Some of the story elements (like Wasikowska’s character, or even the movie’s love for xylophones) conflict with Van Sant’s intentions to tell a story that does more than just romanticize death for teenagers who already reading “Romeo and Juliet” in high school, etc. (If Michael Cera were in this movie, Restless would truly be dead in the water.) Hopefully they’ll see more than just “being sick” or mourning someone as a way to justify narcissism.

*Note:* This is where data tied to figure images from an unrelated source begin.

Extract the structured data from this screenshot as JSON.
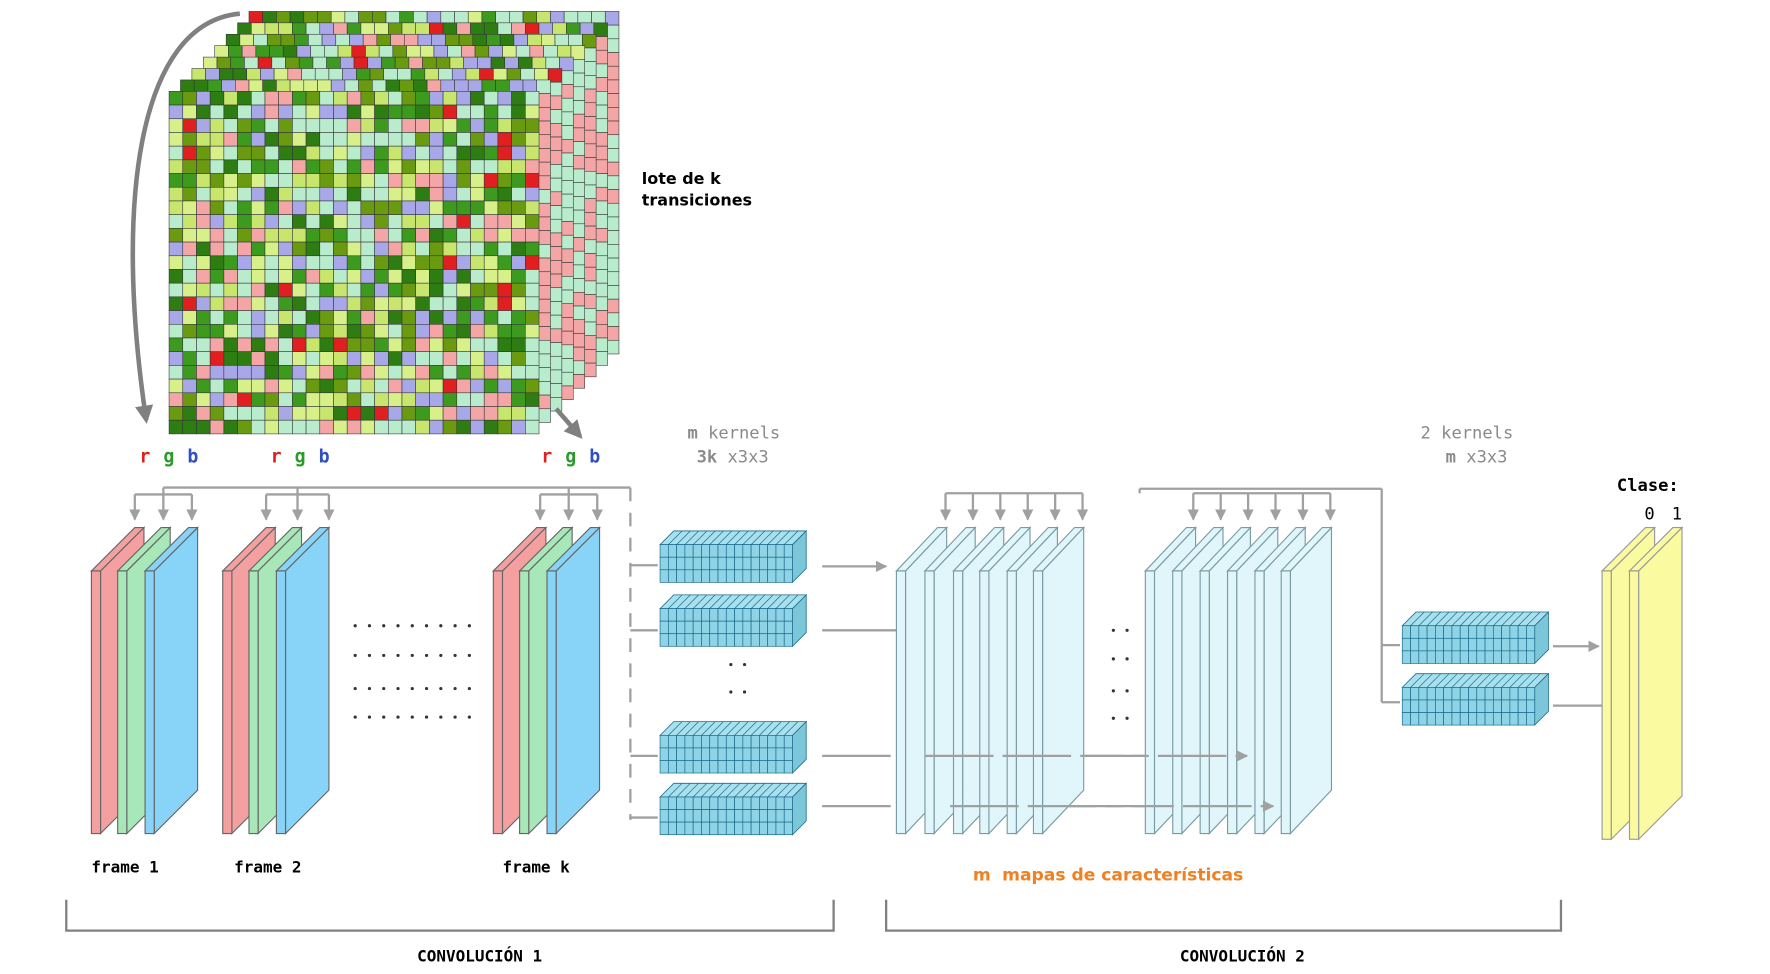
{
  "input": {
    "label_lines": [
      "lote de k",
      "transiciones"
    ],
    "channels": [
      "r",
      "g",
      "b"
    ]
  },
  "frames": [
    {
      "label": "frame 1"
    },
    {
      "label": "frame 2"
    },
    {
      "label": "frame k"
    }
  ],
  "kernels_1": {
    "count": "m",
    "label": "kernels",
    "size_prefix": "3k",
    "size": "x3x3"
  },
  "feature_maps": {
    "count": "m",
    "label": "mapas de características"
  },
  "kernels_2": {
    "count": "2",
    "label": "kernels",
    "size_prefix": "m",
    "size": "x3x3"
  },
  "output": {
    "title": "Clase:",
    "classes": [
      "0",
      "1"
    ]
  },
  "sections": [
    "CONVOLUCIÓN 1",
    "CONVOLUCIÓN 2"
  ]
}
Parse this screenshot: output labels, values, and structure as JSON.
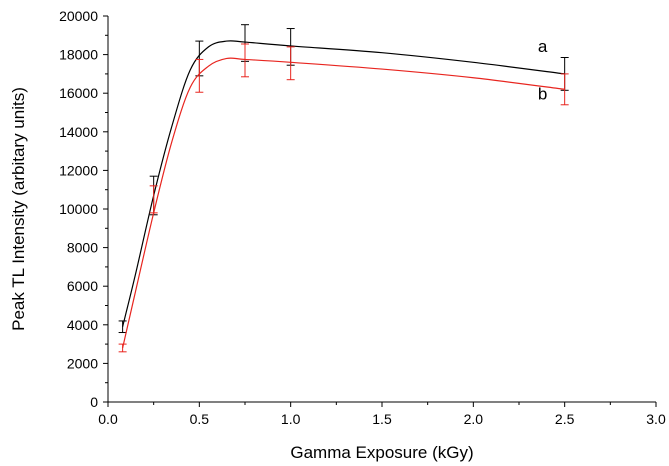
{
  "chart_data": {
    "type": "line",
    "title": "",
    "xlabel": "Gamma Exposure (kGy)",
    "ylabel": "Peak TL Intensity (arbitary units)",
    "xlim": [
      0.0,
      3.0
    ],
    "ylim": [
      0,
      20000
    ],
    "x_ticks": [
      "0.0",
      "0.5",
      "1.0",
      "1.5",
      "2.0",
      "2.5",
      "3.0"
    ],
    "y_ticks": [
      "0",
      "2000",
      "4000",
      "6000",
      "8000",
      "10000",
      "12000",
      "14000",
      "16000",
      "18000",
      "20000"
    ],
    "grid": false,
    "legend": "none",
    "series": [
      {
        "name": "a",
        "color": "#000000",
        "points": [
          {
            "x": 0.08,
            "y": 3900,
            "err": 300
          },
          {
            "x": 0.25,
            "y": 10700,
            "err": 1000
          },
          {
            "x": 0.5,
            "y": 17800,
            "err": 900
          },
          {
            "x": 0.75,
            "y": 18600,
            "err": 950
          },
          {
            "x": 1.0,
            "y": 18400,
            "err": 950
          },
          {
            "x": 2.5,
            "y": 17000,
            "err": 850
          }
        ],
        "curve": [
          {
            "x": 0.08,
            "y": 3900
          },
          {
            "x": 0.15,
            "y": 6600
          },
          {
            "x": 0.25,
            "y": 10700
          },
          {
            "x": 0.35,
            "y": 14300
          },
          {
            "x": 0.45,
            "y": 17200
          },
          {
            "x": 0.55,
            "y": 18400
          },
          {
            "x": 0.65,
            "y": 18700
          },
          {
            "x": 0.75,
            "y": 18650
          },
          {
            "x": 1.0,
            "y": 18450
          },
          {
            "x": 1.5,
            "y": 18100
          },
          {
            "x": 2.0,
            "y": 17600
          },
          {
            "x": 2.5,
            "y": 17000
          }
        ]
      },
      {
        "name": "b",
        "color": "#e8251f",
        "points": [
          {
            "x": 0.08,
            "y": 2800,
            "err": 200
          },
          {
            "x": 0.25,
            "y": 10500,
            "err": 700
          },
          {
            "x": 0.5,
            "y": 16900,
            "err": 850
          },
          {
            "x": 0.75,
            "y": 17700,
            "err": 850
          },
          {
            "x": 1.0,
            "y": 17550,
            "err": 850
          },
          {
            "x": 2.5,
            "y": 16200,
            "err": 800
          }
        ],
        "curve": [
          {
            "x": 0.08,
            "y": 2800
          },
          {
            "x": 0.15,
            "y": 5700
          },
          {
            "x": 0.25,
            "y": 9800
          },
          {
            "x": 0.35,
            "y": 13500
          },
          {
            "x": 0.45,
            "y": 16300
          },
          {
            "x": 0.55,
            "y": 17400
          },
          {
            "x": 0.65,
            "y": 17800
          },
          {
            "x": 0.75,
            "y": 17750
          },
          {
            "x": 1.0,
            "y": 17600
          },
          {
            "x": 1.5,
            "y": 17250
          },
          {
            "x": 2.0,
            "y": 16800
          },
          {
            "x": 2.5,
            "y": 16200
          }
        ]
      }
    ]
  }
}
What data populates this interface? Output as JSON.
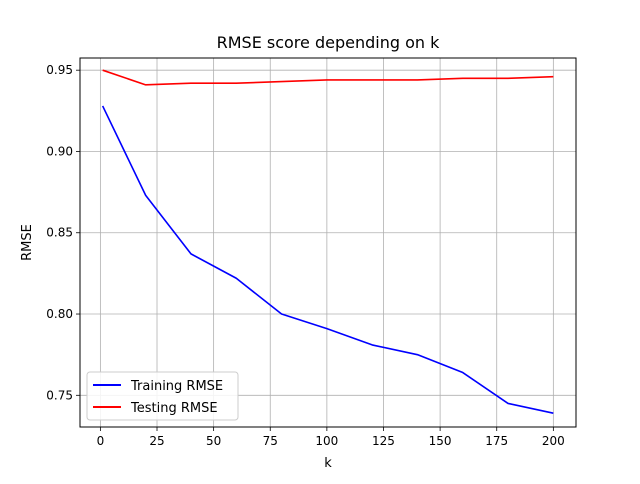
{
  "chart_data": {
    "type": "line",
    "title": "RMSE score depending on k",
    "xlabel": "k",
    "ylabel": "RMSE",
    "xlim": [
      -9,
      210
    ],
    "ylim": [
      0.7305,
      0.9575
    ],
    "xticks": [
      0,
      25,
      50,
      75,
      100,
      125,
      150,
      175,
      200
    ],
    "xtick_labels": [
      "0",
      "25",
      "50",
      "75",
      "100",
      "125",
      "150",
      "175",
      "200"
    ],
    "yticks": [
      0.75,
      0.8,
      0.85,
      0.9,
      0.95
    ],
    "ytick_labels": [
      "0.75",
      "0.80",
      "0.85",
      "0.90",
      "0.95"
    ],
    "grid": true,
    "legend_position": "lower-left",
    "x": [
      1,
      20,
      40,
      60,
      80,
      100,
      120,
      140,
      160,
      180,
      200
    ],
    "series": [
      {
        "name": "Training RMSE",
        "color": "#0000ff",
        "values": [
          0.928,
          0.873,
          0.837,
          0.822,
          0.8,
          0.791,
          0.781,
          0.775,
          0.764,
          0.745,
          0.739
        ]
      },
      {
        "name": "Testing RMSE",
        "color": "#ff0000",
        "values": [
          0.95,
          0.941,
          0.942,
          0.942,
          0.943,
          0.944,
          0.944,
          0.944,
          0.945,
          0.945,
          0.946
        ]
      }
    ]
  }
}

Dedicated to Dennis Hopper, Restless is essentially asking us, “Why does death have to be taken so seriously, if it’s just as much a part of life as living?” It’s a great question, and can feel very effective if given a film-long contemplation.
More inspired than it is original, Restless rescues itself from damning quirkiness with its sweet poetry about death, and its unique perspective on such a heavy, omnipotent subject.